Fitting 4 folds for each of 20 candidates, totalling 80 fits
Result for RandomForestClassifier
Best params: {'n_estimators': 100, 'max_depth': 9, 'criterion': 'entropy'}
Best score: 0.7900860403133818
**********
Fitting 4 folds for each of 4 candidates, totalling 16 fits
Result for MultinomialNB
Best params: {'alpha': 0.001}
Best score: 0.7633900650615708
**********
Fitting 4 folds for each of 7 candidates, totalling 28 fits
Result for KNeighborsClassifier
Best params: {'n_neighbors': 9}
Best score: 0.7452673327520609
**********
Fitting 4 folds for each of 10 candidates, totalling 40 fits
Result for LogisticRegression
Best params: {'C': 1.0}
Best score: 0.7741653014073198
**********
Fitting 4 folds for each of 20 candidates, totalling 80 fits
Result for XGBClassifier
Best params: {'subsample': 0.6, 'n_estimators': 800, 'min_child_weight': 0, 'max_depth': 8, 'learning_rate': 0.005623413251903491, 'lambda': 0.1, 'alpha': 10.0}
Best score: 0.7922677016688203
**********


Based on the evaluation results, it has been determined that the **XGB Classifier** is the best model among the five models mentioned.
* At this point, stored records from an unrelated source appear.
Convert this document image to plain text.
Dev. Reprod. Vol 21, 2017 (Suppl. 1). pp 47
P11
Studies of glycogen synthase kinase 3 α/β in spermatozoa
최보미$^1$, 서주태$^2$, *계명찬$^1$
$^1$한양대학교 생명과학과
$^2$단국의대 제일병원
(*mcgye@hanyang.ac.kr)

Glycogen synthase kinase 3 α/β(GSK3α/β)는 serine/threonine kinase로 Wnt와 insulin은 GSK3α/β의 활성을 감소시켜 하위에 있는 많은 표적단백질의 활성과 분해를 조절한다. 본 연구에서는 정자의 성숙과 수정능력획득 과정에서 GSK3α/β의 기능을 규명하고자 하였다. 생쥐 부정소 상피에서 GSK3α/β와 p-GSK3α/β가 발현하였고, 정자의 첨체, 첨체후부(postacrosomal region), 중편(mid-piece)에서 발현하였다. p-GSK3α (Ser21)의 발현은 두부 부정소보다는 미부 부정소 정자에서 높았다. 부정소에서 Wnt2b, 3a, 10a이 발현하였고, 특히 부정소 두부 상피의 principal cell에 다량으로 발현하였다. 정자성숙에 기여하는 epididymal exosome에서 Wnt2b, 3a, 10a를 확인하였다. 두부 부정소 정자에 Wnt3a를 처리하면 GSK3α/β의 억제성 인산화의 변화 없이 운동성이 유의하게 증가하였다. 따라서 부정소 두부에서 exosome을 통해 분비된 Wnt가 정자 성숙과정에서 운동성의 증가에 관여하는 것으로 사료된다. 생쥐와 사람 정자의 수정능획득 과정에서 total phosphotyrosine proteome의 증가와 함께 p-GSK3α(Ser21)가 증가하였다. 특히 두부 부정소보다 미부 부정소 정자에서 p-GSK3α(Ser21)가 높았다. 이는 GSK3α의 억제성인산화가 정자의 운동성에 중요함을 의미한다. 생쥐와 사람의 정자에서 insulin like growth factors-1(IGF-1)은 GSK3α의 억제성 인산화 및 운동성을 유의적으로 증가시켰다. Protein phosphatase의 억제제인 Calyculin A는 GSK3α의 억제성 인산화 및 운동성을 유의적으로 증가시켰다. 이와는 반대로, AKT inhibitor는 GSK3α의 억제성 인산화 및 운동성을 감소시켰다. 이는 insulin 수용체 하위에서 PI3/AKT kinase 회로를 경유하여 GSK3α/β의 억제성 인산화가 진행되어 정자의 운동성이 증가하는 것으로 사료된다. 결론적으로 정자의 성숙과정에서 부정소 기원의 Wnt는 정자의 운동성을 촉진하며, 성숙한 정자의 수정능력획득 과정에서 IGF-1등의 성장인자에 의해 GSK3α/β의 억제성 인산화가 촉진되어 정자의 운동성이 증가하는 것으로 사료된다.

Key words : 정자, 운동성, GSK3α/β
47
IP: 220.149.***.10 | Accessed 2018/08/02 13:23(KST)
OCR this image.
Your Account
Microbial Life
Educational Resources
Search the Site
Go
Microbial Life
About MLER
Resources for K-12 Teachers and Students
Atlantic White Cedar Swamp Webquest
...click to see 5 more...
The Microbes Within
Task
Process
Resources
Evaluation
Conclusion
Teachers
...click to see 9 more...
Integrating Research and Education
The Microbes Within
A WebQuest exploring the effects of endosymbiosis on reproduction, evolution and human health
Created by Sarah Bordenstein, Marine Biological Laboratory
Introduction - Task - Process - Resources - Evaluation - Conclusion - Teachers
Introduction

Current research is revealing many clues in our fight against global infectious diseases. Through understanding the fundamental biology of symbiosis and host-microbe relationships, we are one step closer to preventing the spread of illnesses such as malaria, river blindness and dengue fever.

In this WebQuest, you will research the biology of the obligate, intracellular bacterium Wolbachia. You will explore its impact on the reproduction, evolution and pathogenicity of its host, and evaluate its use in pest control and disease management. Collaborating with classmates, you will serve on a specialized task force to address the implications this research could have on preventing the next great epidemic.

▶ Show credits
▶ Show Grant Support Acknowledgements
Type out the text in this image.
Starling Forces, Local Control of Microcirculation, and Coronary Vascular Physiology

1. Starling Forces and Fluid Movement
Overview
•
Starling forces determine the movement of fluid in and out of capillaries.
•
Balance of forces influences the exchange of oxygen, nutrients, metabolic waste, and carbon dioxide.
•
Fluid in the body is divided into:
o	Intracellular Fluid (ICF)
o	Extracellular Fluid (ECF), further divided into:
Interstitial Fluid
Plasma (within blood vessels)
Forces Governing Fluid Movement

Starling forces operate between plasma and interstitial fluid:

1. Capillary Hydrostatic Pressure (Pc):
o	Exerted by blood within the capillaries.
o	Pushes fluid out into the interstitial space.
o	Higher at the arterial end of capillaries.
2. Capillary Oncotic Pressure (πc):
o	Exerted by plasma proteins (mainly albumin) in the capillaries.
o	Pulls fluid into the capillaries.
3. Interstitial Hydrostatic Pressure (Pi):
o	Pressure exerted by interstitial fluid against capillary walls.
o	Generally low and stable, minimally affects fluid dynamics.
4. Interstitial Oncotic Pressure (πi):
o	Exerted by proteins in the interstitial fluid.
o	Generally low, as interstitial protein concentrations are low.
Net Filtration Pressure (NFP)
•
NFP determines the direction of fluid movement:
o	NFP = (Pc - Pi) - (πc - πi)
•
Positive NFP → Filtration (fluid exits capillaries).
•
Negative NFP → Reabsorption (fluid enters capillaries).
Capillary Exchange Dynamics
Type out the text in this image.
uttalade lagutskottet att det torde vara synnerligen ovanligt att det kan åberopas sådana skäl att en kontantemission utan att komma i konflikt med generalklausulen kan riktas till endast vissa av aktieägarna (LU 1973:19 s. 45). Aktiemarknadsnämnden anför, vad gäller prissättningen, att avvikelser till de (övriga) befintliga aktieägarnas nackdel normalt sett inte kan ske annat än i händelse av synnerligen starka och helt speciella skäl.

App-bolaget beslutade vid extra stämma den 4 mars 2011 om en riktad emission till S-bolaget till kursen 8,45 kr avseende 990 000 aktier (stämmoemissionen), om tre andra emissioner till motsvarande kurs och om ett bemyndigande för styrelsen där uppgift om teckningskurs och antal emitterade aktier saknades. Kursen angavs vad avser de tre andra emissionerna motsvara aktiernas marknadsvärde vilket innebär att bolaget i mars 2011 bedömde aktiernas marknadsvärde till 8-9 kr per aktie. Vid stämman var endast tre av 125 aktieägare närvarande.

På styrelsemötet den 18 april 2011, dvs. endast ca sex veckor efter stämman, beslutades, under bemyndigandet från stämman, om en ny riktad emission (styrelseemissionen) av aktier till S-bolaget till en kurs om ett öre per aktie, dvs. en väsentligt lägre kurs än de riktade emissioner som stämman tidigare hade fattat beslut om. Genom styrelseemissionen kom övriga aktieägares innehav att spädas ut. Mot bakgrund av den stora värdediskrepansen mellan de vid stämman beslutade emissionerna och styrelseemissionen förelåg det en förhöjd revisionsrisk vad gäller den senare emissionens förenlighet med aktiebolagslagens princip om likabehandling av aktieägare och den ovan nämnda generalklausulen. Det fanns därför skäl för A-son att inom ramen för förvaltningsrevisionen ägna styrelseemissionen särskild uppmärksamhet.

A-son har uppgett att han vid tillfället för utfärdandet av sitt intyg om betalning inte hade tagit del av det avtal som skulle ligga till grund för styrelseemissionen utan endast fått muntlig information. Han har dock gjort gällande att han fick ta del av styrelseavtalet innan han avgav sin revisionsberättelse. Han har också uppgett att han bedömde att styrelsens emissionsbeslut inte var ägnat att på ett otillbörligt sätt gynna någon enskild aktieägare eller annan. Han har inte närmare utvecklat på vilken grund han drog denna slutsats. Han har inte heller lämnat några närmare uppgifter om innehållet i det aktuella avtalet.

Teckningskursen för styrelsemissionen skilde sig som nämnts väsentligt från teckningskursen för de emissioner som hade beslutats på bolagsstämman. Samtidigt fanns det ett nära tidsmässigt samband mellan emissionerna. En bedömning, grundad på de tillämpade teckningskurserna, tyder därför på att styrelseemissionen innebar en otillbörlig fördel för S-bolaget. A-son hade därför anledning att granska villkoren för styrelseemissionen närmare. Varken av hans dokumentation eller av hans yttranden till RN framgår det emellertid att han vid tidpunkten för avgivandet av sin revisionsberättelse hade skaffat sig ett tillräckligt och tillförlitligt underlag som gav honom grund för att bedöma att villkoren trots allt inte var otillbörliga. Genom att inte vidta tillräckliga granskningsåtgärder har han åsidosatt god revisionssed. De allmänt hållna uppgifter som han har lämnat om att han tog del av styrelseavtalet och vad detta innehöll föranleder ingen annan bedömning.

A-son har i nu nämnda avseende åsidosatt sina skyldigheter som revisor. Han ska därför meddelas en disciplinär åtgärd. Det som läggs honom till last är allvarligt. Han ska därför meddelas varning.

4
Therefore, we will use the XGB Classifier to apply it to the test data and predict probabilities for each instance.

In [None]:
model = models['XGBClassifier']

In [None]:
predicts = model.predict(scaled_X_test)
predicts[:5]

array([0, 0, 1, 0, 0])

In [None]:
probs = model.predict_proba(scaled_X_test)
probs[:5]

array([[0.7712573 , 0.2287427 ],
       [0.8081882 , 0.19181181],
       [0.34197295, 0.65802705],
       [0.5350929 , 0.4649071 ],
       [0.86241776, 0.13758226]], dtype=float32)

In [None]:
probs_df = pd.DataFrame({'id': test_data['id'], 'defects': probs[:,1]})
probs_df.head()

Unnamed: 0,id,defects
0,101763,0.228743
1,101764,0.191812
2,101765,0.658027
3,101766,0.464907
4,101767,0.137582


In [None]:
probs_df.shape

(67842, 2)

In [None]:
probs_df.to_csv('submission.csv', index=False)

## Conclusion

This was my first attempt at participating in an ongoing Kaggle competition. At the end of the competition, I achieved a ROC_AUC score of **0.79344**. Out of 1704 participants, I secured a position of 370, with a score that was only 0.00085 less than the winning score.